A number of figs trees follow a fracture line and as our knowledge of the fig wasp and fig cycle increases it appears that once the blind and wingless males gnaw through the tough outer skin the release of a certain amount of carbon dioxide gas from the holes seems to be the signal for the fruit to ripen. The male fig wasps, find the nearby females, mate and die – not much of a life!
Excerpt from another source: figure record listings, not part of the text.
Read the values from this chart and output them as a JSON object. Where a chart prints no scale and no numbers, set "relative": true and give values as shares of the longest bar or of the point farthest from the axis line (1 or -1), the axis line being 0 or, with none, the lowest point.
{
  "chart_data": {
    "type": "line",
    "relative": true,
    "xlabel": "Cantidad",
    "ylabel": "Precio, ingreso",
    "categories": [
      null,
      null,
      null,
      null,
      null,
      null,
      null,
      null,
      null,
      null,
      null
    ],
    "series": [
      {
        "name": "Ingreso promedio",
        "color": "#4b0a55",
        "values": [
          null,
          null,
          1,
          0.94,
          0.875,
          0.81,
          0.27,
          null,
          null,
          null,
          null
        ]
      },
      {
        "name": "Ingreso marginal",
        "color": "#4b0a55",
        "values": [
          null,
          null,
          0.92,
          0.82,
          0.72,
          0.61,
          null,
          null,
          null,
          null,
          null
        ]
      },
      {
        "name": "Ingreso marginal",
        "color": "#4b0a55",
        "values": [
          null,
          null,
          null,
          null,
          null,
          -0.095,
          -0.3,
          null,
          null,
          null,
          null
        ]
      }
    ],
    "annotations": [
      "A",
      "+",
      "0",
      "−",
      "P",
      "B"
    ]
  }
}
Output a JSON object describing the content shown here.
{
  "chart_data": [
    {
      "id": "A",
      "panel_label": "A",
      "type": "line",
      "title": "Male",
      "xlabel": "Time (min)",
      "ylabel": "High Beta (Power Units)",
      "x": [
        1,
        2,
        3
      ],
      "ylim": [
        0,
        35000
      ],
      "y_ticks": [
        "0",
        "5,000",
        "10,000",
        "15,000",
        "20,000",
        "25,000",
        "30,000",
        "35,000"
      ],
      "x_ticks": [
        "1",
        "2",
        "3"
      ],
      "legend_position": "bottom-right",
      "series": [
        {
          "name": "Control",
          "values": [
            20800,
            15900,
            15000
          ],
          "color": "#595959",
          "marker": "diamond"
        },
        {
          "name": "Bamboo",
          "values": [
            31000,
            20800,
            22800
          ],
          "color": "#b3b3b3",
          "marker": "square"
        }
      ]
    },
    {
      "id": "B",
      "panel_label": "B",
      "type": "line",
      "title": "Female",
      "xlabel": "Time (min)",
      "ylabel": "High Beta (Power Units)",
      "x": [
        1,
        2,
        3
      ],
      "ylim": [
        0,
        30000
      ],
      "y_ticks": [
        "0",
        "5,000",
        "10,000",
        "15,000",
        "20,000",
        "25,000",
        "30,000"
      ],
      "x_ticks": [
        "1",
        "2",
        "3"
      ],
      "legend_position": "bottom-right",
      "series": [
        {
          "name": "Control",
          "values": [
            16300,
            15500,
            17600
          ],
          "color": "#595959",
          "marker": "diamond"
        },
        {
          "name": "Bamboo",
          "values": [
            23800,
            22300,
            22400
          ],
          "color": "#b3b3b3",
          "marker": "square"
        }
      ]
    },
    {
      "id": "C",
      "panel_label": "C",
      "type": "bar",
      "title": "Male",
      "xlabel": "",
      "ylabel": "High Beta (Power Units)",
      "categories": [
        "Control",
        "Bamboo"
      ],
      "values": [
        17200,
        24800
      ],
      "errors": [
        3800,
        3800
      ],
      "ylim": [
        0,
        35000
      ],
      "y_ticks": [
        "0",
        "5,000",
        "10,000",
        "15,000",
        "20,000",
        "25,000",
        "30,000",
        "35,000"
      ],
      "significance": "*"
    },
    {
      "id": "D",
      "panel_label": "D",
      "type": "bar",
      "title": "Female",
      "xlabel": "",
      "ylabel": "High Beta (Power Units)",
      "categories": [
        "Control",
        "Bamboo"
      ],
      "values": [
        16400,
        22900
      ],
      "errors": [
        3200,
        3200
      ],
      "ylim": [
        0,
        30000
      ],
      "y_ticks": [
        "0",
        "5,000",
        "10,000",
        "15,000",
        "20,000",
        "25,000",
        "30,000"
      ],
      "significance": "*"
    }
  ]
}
A few of the other fig trees following the fissure are Ficus glumosa, the rock splitter and Ficus ingens, one particular tree of the species caused much anguish to the City Presbyterian Church staff as visiting birds and bats splattered the neatly white¬washed walls with the after effects of their feeding. One of the planted figs is Ficus bussei which is generally a Zambezi valley type, can grow to tremendous proportions, such as those at Rifa and apparently there is an enormous one in Chewore.
For a final TWEAK at our members, the confetti bush Maytenus senegalensis has a name change, it is now Gymnosporia senegalensis, sorry for that!
We had intended to have another look at Koi and water lilies but with the hot sticky afternoon most members slunk into the deep shade – the group under the Mango trees sharing accommodation with the mosquitoes. Once again our most grateful thanks to John and Lillian for a most enjoyable day and to Phil for leading an excellent walk. It was especially pleasing to have so many Aloe Society members joining us.